@MonsterZero
So kurz ist mein Gedächtnis.
Gestern habe ich mich endlich durchgerugen:
Lagaan (Indien 2001; Regie: Ashutosh Gowariker)
Rajastan im 19. Jh.:
Eine indische Kolonial-Provinz wird von ihrem hochnäsigen Verwalter Captain Russell in Willkürmanier dazu genötigt, in diesem Jahr die doppelte Steuer (Lagaan) zu entrichten, obwohl sich eine Dürre abzeichnet. Damit sind die Bauern der Provinz quasi zum Tode verurteilt. Als eine Gruppe von Bauern aus dem Dorf Champaner dagegen protestieren will und dem Verwalter einen Besuch abstattet, platzen sie mitten in ein Krickett-Spiel und sollen warten, bis es zu Ende ist. Während sie warten, machen sie sich über das Spiel lustig. Als sie dann vor den Verwalter treten, macht dieser ihnen ein Angebot: Man möge doch in diesem "albernen" Spiel gegen einander antreten: Gewinnen die indischen Dörfler, wird ihnen die Steuer für drei Jahre ganz erlassen, gewinnen die Besatzer, müssen sie die doppelte Steuer zahlen. Der übermütige Bhuvan (Aamir Khan) schlägt ein und handelt sich damit den Zorn der Dörfler ein: Da niemand von ihnen jemals Krickett gespielt hat, kann das nur in der Katastrophe enden! Aber Bhuvan ist fest entschlossen und bekommt sogar Hilfe von Captain Russells Schwester, die sich auf die Seite der Inder schlägt, weil sie die Willkürherrschaft ihres Bruders nicht billigt.
Der große Lagaan. Der zweite indische Film (nach Mother India 1957*), der für einen Auslandsoscar nominiert wurde. Muß man also kennen.
Was hat mich dann so lange abgehalten, obwohl einem die exzellente deutsche DVD schon seit Monaten für 8 EUR nachgeworfen wird? Ganz einfach: das Wissen darum, daß der Film vier Stunden geht, von denen die ganze letzte dem finalen Krickett-Spiel vorbehalten ist. Eine Stunde Krickett! Wo ich Sportfilmen noch nie etwas abgewinnen konnte.

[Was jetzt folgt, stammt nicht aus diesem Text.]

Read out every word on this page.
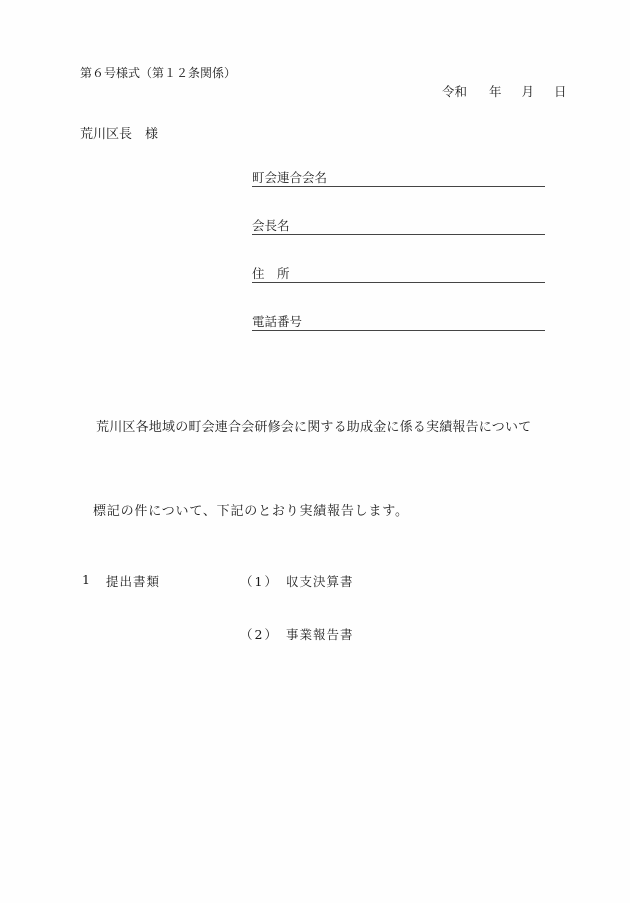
第６号様式（第１２条関係）
令和 年 月 日
荒川区長　様
町会連合会名
会長名
住　所
電話番号
荒川区各地域の町会連合会研修会に関する助成金に係る実績報告について
標記の件について、下記のとおり実績報告します。
1 提出書類	（1） 収支決算書
（2） 事業報告書
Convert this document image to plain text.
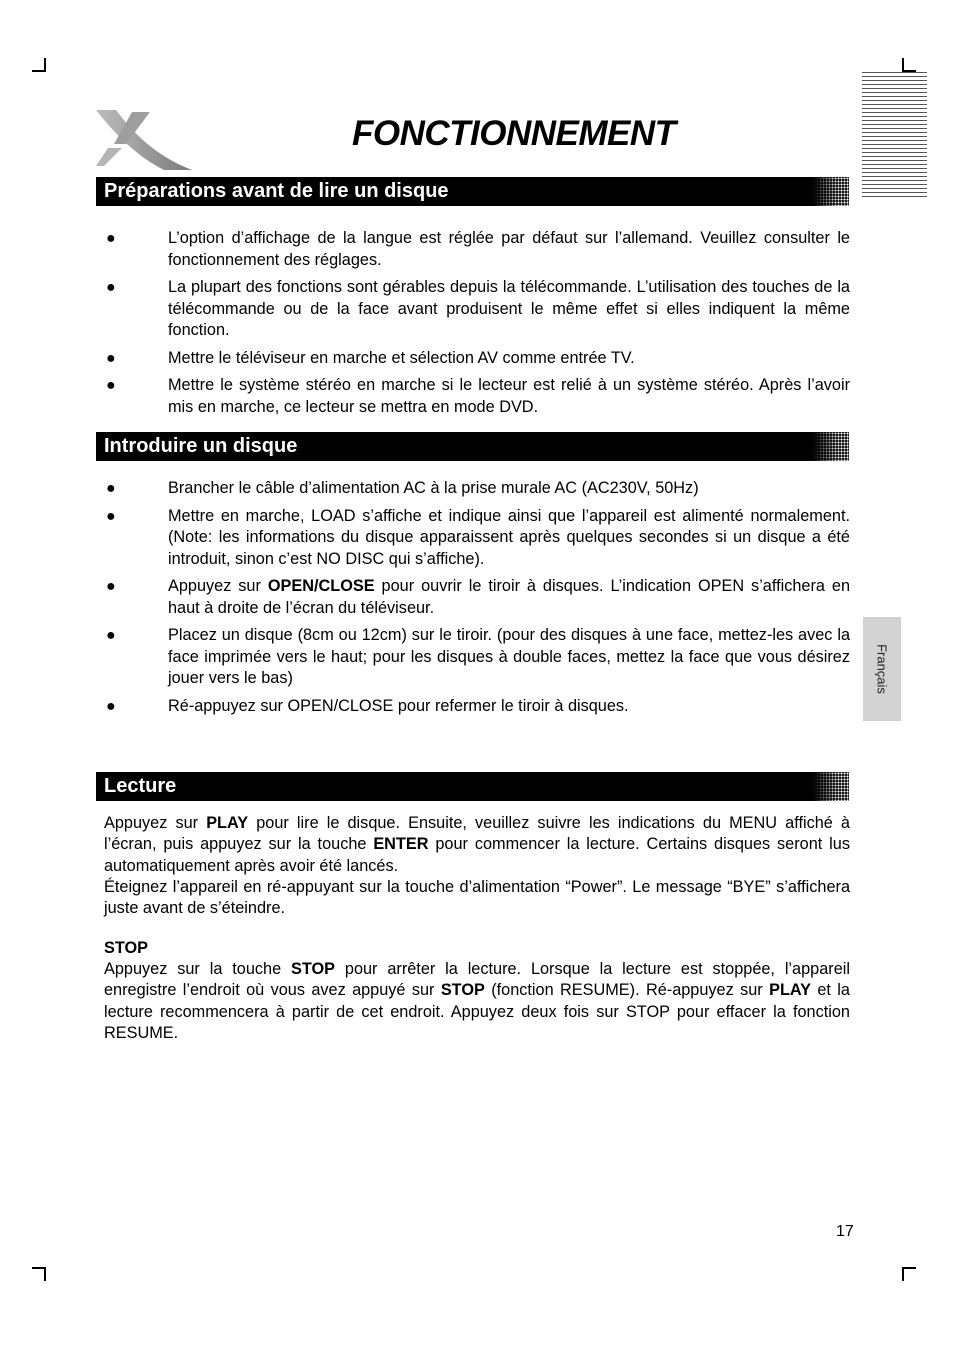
FONCTIONNEMENT
Préparations avant de lire un disque
●	L’option d’affichage de la langue est réglée par défaut sur l’allemand. Veuillez consulter le fonctionnement des réglages.
●	La plupart des fonctions sont gérables depuis la télécommande. L’utilisation des touches de la télécommande ou de la face avant produisent le même effet si elles indiquent la même fonction.
●	Mettre le téléviseur en marche et sélection AV comme entrée TV.
●	Mettre le système stéréo en marche si le lecteur est relié à un système stéréo. Après l’avoir mis en marche, ce lecteur se mettra en mode DVD.
Introduire un disque
●	Brancher le câble d’alimentation AC à la prise murale AC (AC230V, 50Hz)
●	Mettre en marche, LOAD s’affiche et indique ainsi que l’appareil est alimenté normalement. (Note: les informations du disque apparaissent après quelques secondes si un disque a été introduit, sinon c’est NO DISC qui s’affiche).
●	Appuyez sur OPEN/CLOSE pour ouvrir le tiroir à disques. L’indication OPEN s’affichera en haut à droite de l’écran du téléviseur.
●	Placez un disque (8cm ou 12cm) sur le tiroir. (pour des disques à une face, mettez-les avec la face imprimée vers le haut; pour les disques à double faces, mettez la face que vous désirez jouer vers le bas)
●	Ré-appuyez sur OPEN/CLOSE pour refermer le tiroir à disques.
Lecture

Appuyez sur PLAY pour lire le disque. Ensuite, veuillez suivre les indications du MENU affiché à l’écran, puis appuyez sur la touche ENTER pour commencer la lecture. Certains disques seront lus automatiquement après avoir été lancés.
Éteignez l’appareil en ré-appuyant sur la touche d’alimentation “Power”. Le message “BYE” s’affichera juste avant de s’éteindre.

STOP

Appuyez sur la touche STOP pour arrêter la lecture. Lorsque la lecture est stoppée, l’appareil enregistre l’endroit où vous avez appuyé sur STOP (fonction RESUME). Ré-appuyez sur PLAY et la lecture recommencera à partir de cet endroit. Appuyez deux fois sur STOP pour effacer la fonction RESUME.

Français
17
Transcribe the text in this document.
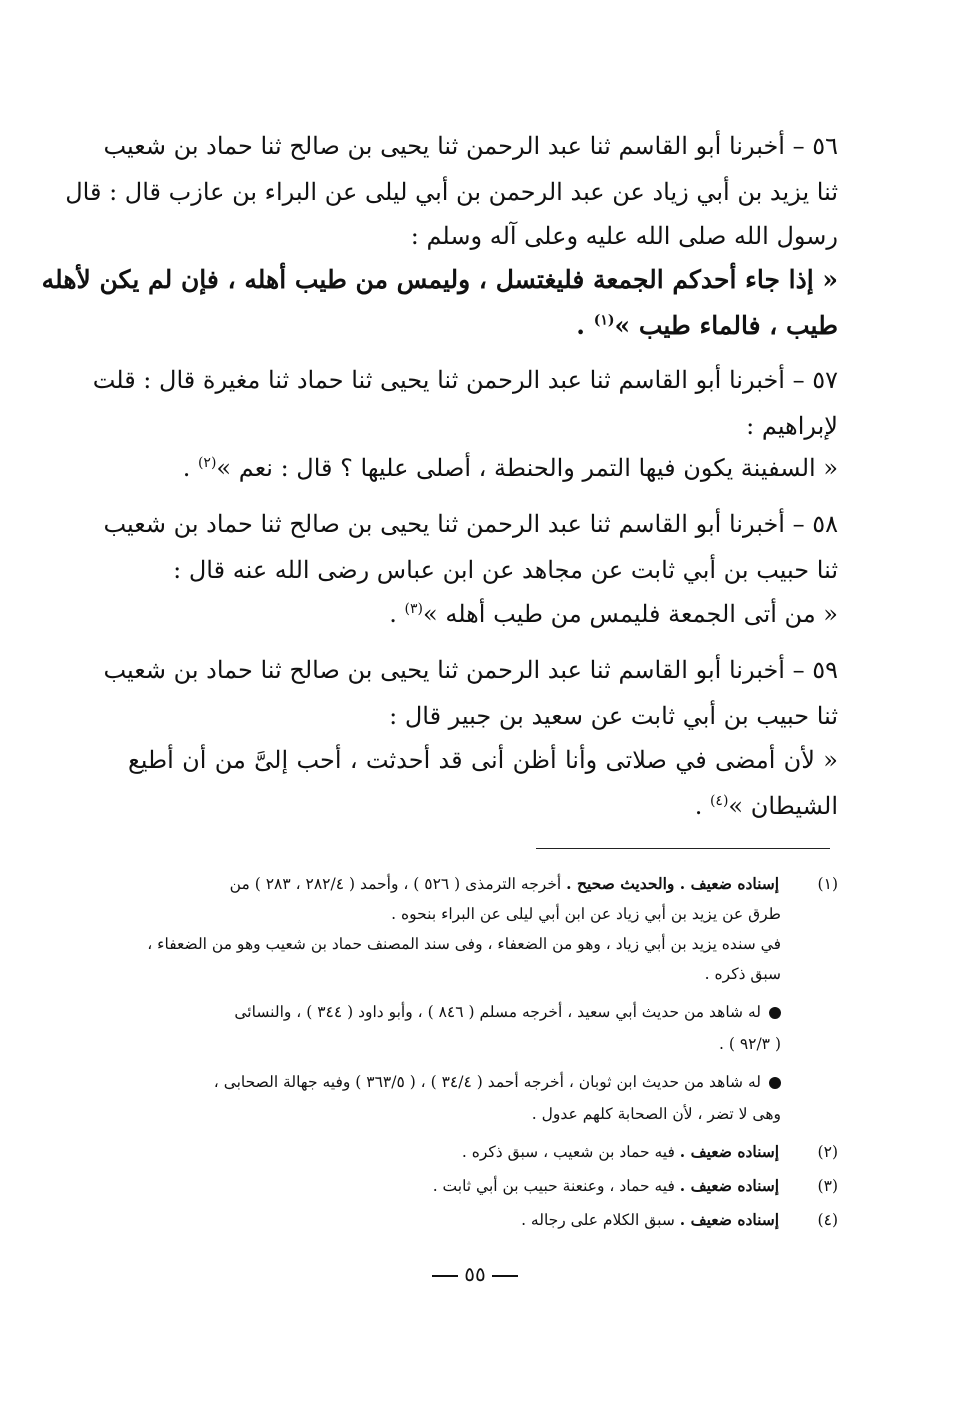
٥٦ – أخبرنا أبو القاسم ثنا عبد الرحمن ثنا يحيى بن صالح ثنا حماد بن شعيب
ثنا يزيد بن أبي زياد عن عبد الرحمن بن أبي ليلى عن البراء بن عازب قال : قال
رسول الله صلى الله عليه وعلى آله وسلم :
« إذا جاء أحدكم الجمعة فليغتسل ، وليمس من طيب أهله ، فإن لم يكن لأهله
طيب ، فالماء طيب »$^{(١)}$ .
٥٧ – أخبرنا أبو القاسم ثنا عبد الرحمن ثنا يحيى ثنا حماد ثنا مغيرة قال : قلت
لإبراهيم :
« السفينة يكون فيها التمر والحنطة ، أصلى عليها ؟ قال : نعم »$^{(٢)}$ .
٥٨ – أخبرنا أبو القاسم ثنا عبد الرحمن ثنا يحيى بن صالح ثنا حماد بن شعيب
ثنا حبيب بن أبي ثابت عن مجاهد عن ابن عباس رضى الله عنه قال :
« من أتى الجمعة فليمس من طيب أهله »$^{(٣)}$ .
٥٩ – أخبرنا أبو القاسم ثنا عبد الرحمن ثنا يحيى بن صالح ثنا حماد بن شعيب
ثنا حبيب بن أبي ثابت عن سعيد بن جبير قال :
« لأن أمضى في صلاتى وأنا أظن أنى قد أحدثت ، أحب إلىَّ من أن أطيع
الشيطان »$^{(٤)}$ .
(١) إسناده ضعيف . والحديث صحيح . أخرجه الترمذى ( ٥٢٦ ) ، وأحمد ( ٢٨٢/٤ ، ٢٨٣ ) من
طرق عن يزيد بن أبي زياد عن ابن أبي ليلى عن البراء بنحوه .
في سنده يزيد بن أبي زياد ، وهو من الضعفاء ، وفى سند المصنف حماد بن شعيب وهو من الضعفاء ،
سبق ذكره .
له شاهد من حديث أبي سعيد ، أخرجه مسلم ( ٨٤٦ ) ، وأبو داود ( ٣٤٤ ) ، والنسائى
( ٩٢/٣ ) .
له شاهد من حديث ابن ثوبان ، أخرجه أحمد ( ٣٤/٤ ) ، ( ٣٦٣/٥ ) وفيه جهالة الصحابى ،
وهى لا تضر ، لأن الصحابة كلهم عدول .
(٢) إسناده ضعيف . فيه حماد بن شعيب ، سبق ذكره .
(٣) إسناده ضعيف . فيه حماد ، وعنعنة حبيب بن أبي ثابت .
(٤) إسناده ضعيف . سبق الكلام على رجاله .
٥٥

Tja, und in der Tat wurde diese letzte Stunde nicht nur lang, sondern auch sehr verwirrend, weil ich von Krickett und den Spielregeln keinen blassen Dunst habe (2 Jahre Brennball in der Schule helfen da auch nicht wirklich weiter). Wenn ich nicht kapiere, warum die Spieler jubeln, oder angespannt gucken, kommt bei mir keine Spannung auf.
Die ersten 3 Stunden plätschern so vor sich hin und erzählen vom Privatleben der Dörfler, von den Schwierigkeiten, eine Mannschaft zusammenzubekommen, die unterschiedlicher nicht sein könnte, wobei Gowariker hier im Schnelldurchlauf Religions- und Kastenprobleme abhakt (am Ende spielen Hindus zusammen mit einem Moslem und einem Sikh; nach anfänglichem Protest wird auch ein Kastenloser aufgenommen). Dann wird eine zarte Dreiecksliebesgeschichte zwischen Bhuvan, der Dorfschönheit Gauri, die ihn schon seit langem liebt, und der Schwester des Verwalters thematisiert, die sich aber nicht entfaltet.
Und natürlich gibt es in der Mannschaft noch den obligatorischen Verräter, dessen Motivationen hier wirklich alles andere als glaubwürdig sind.
Die Musik ist schön, aber irgendwie zu gemächlich, die Picturisations trotz Mengen von Statisten zu statisch.
Aber ich will den Film mal nicht zu schlecht machen: Wirklich gut ist die Kameraführung und der Schnitt; die Schauspieler, auch die Engländer, sind exzellent, und Gowariker zeigt schon hier sein großes Talent, skurrile Typen zu zeichnen (herrlich: der Dorf-Guru).
Also: Ein grundsätzlich netter Film mit guten Schauspielern und Technikern, die ihr Handwerk verstehen, der es aber nicht richtig geschafft hat, mich mitzureißen.
* Salaam Bombay (Ind./F/GB 1988) rechne ich mal nicht dazu, da der kein rein indischer, und schon gar kein "Bollywood"-Film ist.